In an interview with the Financial Times, Mr Struck departed from his government’s resolve not to send troops to Iraq under any circumstances, saying: “At present I rule out the deployment of German troops in Iraq. In general, however, there is no one who can predict developments in Iraq in such a way that he could make a such a binding statement [about the future].”
Maybe Kerry knows what he’s doing, after all. Maybe the Germans hate Bush just enough to take risks to defeat him and support his challenger. While I’m no expert on German politics, I know that the SDP (from which Struck and Schroeder hail) is the left wing, anti-interventionist party. Their current political position is weak, but the CDU is, if anything, more likely to deploy troops in service of US foreign policy goals.
Bush’s repeated comments about how no one wants to be part of the “wrong war, wrong time” etc. are clearly garbage. Our allies aren’t stupid; they can see for themselves that the war has not gone well, and no amount of bullheadedness is going to change that. They don’t want a cheerleader; they want someone who recognizes and appreciates risk, and who accords them enough respect to tell the truth. Of course they’re more likely to send help if Kerry wins. A German deployment would be great, but the real score would be a French deployment (the French have actual experience fighting counter-insurgency conflicts, much like the British).
That said, we should expect the German government to pull back from the above statement in the next few days (after all, Bush might still win, and he has a long memory), but keep your eyes open if Kerry wins in November.
UPDATE: Drezner and Matt Yglesias weigh in. Drezner considers the German change a “venal sin”, as states aren’t supposed to interfere in the elections of other democratic states, while Yglesias points out the following:
Pointing out that you won’t join our team unless we fire our bizarrely unserious and incompetent coach isn’t illegitimate meddling, it’s a simple statement of relevant fact.
At this point, there is plenty of evidence to demonstrate that the Bush administration is simply incapable of handling the Iraq operation. They have no respect for the commanders in the theatre, they have no ability to absorb information on the ground, and they’ve squandered what good will the United States has with the Iraqis and the world. If we are to read the German move as an indication that they’ll play if Kerry is in charge, it seems entirely legitimate and acceptable.

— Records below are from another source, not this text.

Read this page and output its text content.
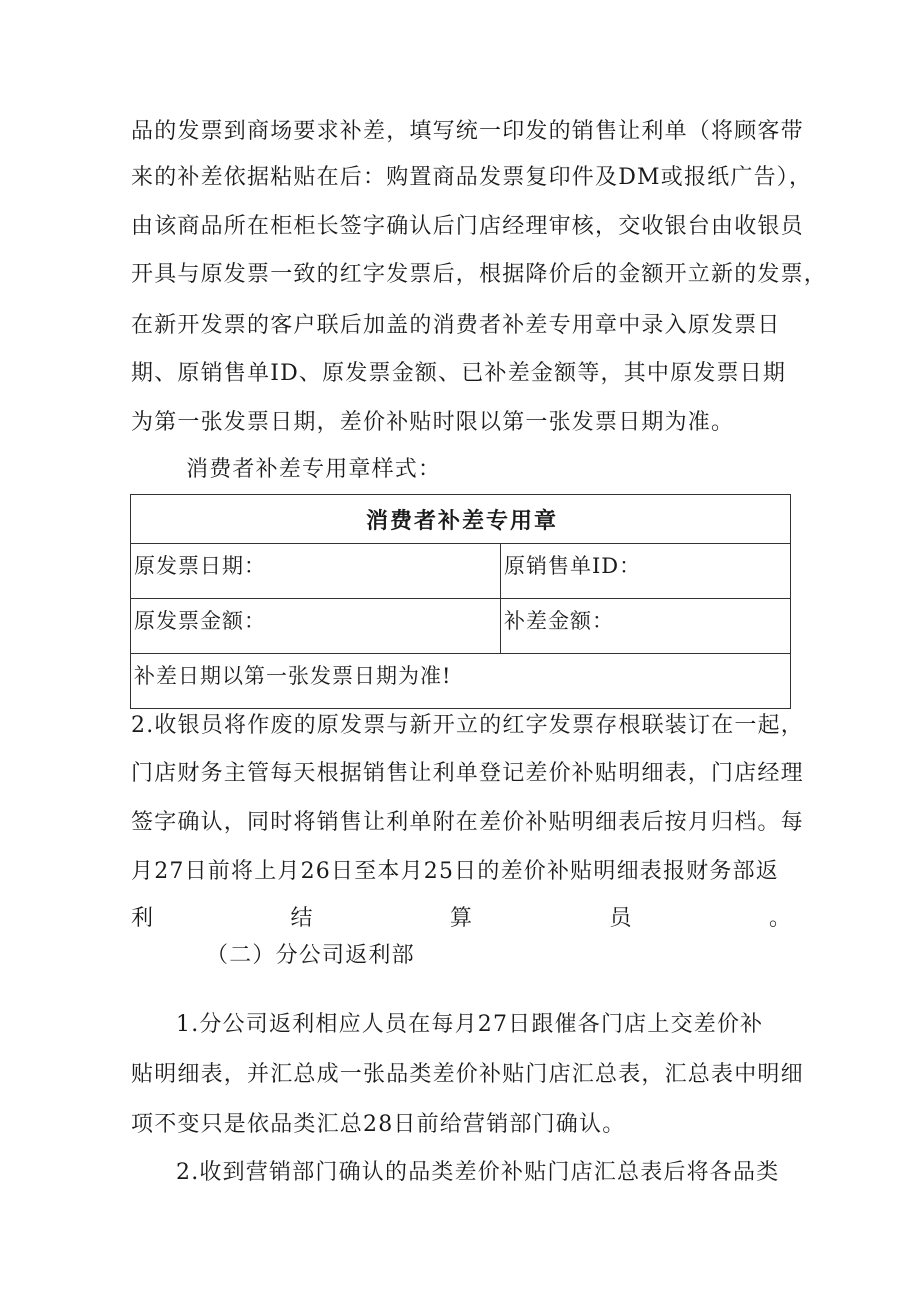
品的发票到商场要求补差，填写统一印发的销售让利单（将顾客带
来的补差依据粘贴在后：购置商品发票复印件及DM或报纸广告），
由该商品所在柜柜长签字确认后门店经理审核，交收银台由收银员
开具与原发票一致的红字发票后，根据降价后的金额开立新的发票，
在新开发票的客户联后加盖的消费者补差专用章中录入原发票日
期、原销售单ID、原发票金额、已补差金额等，其中原发票日期
为第一张发票日期，差价补贴时限以第一张发票日期为准。
消费者补差专用章样式：
消费者补差专用章	
原发票日期：	原销售单ID：
原发票金额：	补差金额：
补差日期以第一张发票日期为准!	
2.收银员将作废的原发票与新开立的红字发票存根联装订在一起，
门店财务主管每天根据销售让利单登记差价补贴明细表，门店经理
签字确认，同时将销售让利单附在差价补贴明细表后按月归档。每
月27日前将上月26日至本月25日的差价补贴明细表报财务部返
利	结	算	员	。
（二）分公司返利部
1.分公司返利相应人员在每月27日跟催各门店上交差价补
贴明细表，并汇总成一张品类差价补贴门店汇总表，汇总表中明细
项不变只是依品类汇总28日前给营销部门确认。
2.收到营销部门确认的品类差价补贴门店汇总表后将各品类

Ezra Klein also weighs in.
A couple more thoughts on the actual impact. Germany certainly has the capability to deploy a large number of troops to Iraq; they have a large army and nothing much to do with it. Of course, the Bundeswehr is still made up largely of conscripts, which might make the Germans reluctant to deploy too many troops. The impact of a German deployment would go well beyond the actual effect of the troops on the ground, however. It would give diplomatic cover to other states that might be capable of deploying, or that might wish to increase the size or length of their deployments (Poland or Hungary, for example). Moreover, the beneficial effects of having Americans as well as Germans involved in the Iraq mission cannot be discounted; the less “American” the occupation becomes (even if American forces still dominate), the less of an occupation it becomes.